Go smash those year 11 economics exams!
Ultimately, your year 11 economics exams aren’t going to be hard if you understand the techniques that can push you to that top band. We hope this gave you a better idea on how to approach the different types of questions in your exams! Good luck for prelims!
This article is part one of Project Academy’s Year 11 Economics Practice Exam Bank Series.
If you need any help with economics, come sign up to my classes at Project Academy!
Q: What topics are there in Year 11 Economics?
There are 6 topics in Year 11 Economics, including:
- Introduction to Economics
- Consumers and Business
- Labour markets
- Financial markets
- Government and the Economy
Q: Is Year 12 Economics similar to Year 11 Economics?
Similar to most Year 12 courses, HSC Economics builds on the foundational skills and knowledge taught in Year 11. Moving into Year 12, we focus on how the concepts of consumers, businesses, governments, and markets apply to a larger, macroeconomic scale; the Australian Economy & the Global Economy as a whole.
Q: How can I find more practice papers for Year 11 Economics?
To find more practice papers for Year 11 Economics, ask around! Ask your teachers, friends who’ve completed the subject already and friends from other schools. If you’re still looking for practice, Project Academy offers over 300 past papers in addition to homework exam-style questions assigned each week according to the syllabus.
Q: What are the best Economics textbooks?
Most schools will use one of two textbooks, either:
- Tim Riley’s “Year 11 Economics” Textbook
- Tim Dixon’s and John Mahoney’s “The Market Economy” Textbook
In year 12, both publishers produce textbooks as well:
- Tim Riley’s “Year 12 Economics” Textbook
- Tim Dixon’s and John Mahoney’s “Australia in the Global Economy Textbook”
Both textbooks are sufficient, but Riley tends to add extension information and concepts that build upon syllabus content. If you’re looking for something simple, use Dixon.

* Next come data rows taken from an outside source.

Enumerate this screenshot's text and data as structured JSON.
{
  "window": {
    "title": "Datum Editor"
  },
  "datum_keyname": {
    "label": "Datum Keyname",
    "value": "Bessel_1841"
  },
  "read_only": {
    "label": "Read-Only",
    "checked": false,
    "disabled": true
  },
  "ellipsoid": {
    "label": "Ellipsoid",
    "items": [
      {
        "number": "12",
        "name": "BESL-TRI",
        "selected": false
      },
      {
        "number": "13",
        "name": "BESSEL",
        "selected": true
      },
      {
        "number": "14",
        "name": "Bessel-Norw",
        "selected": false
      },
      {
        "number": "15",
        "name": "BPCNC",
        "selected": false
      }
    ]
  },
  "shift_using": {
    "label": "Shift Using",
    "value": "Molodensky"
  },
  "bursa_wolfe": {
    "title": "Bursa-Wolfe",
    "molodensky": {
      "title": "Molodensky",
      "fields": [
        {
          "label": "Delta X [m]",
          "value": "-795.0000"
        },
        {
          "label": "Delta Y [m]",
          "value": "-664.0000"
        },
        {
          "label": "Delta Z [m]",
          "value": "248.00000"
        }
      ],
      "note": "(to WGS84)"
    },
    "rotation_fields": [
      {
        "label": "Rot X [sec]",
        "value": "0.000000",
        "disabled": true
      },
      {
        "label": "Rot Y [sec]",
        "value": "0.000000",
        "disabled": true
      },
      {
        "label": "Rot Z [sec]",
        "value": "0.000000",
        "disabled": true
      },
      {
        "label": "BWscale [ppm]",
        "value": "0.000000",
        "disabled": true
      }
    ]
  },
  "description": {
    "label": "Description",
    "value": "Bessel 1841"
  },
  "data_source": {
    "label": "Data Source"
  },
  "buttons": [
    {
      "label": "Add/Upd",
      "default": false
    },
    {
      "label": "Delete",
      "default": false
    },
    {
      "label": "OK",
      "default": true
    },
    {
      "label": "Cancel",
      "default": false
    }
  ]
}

Q: Overall, is it hard to achieve a Band 6 in HSC Economics?
Year 11 and year 12 Economics can be hard at times, but staying on top of content, theories, policies, and contemporary information is your gateway to doing well.
Of course it isn’t as simple as that when it comes to achieving a band 6. If you want to be in that top band you’ll need to focus on smashing that final exam, section-by-section. If you break down your preparation according to the syllabus (both by content tested and how it can be tested as I’ve done above), you will achieve amazing exam results.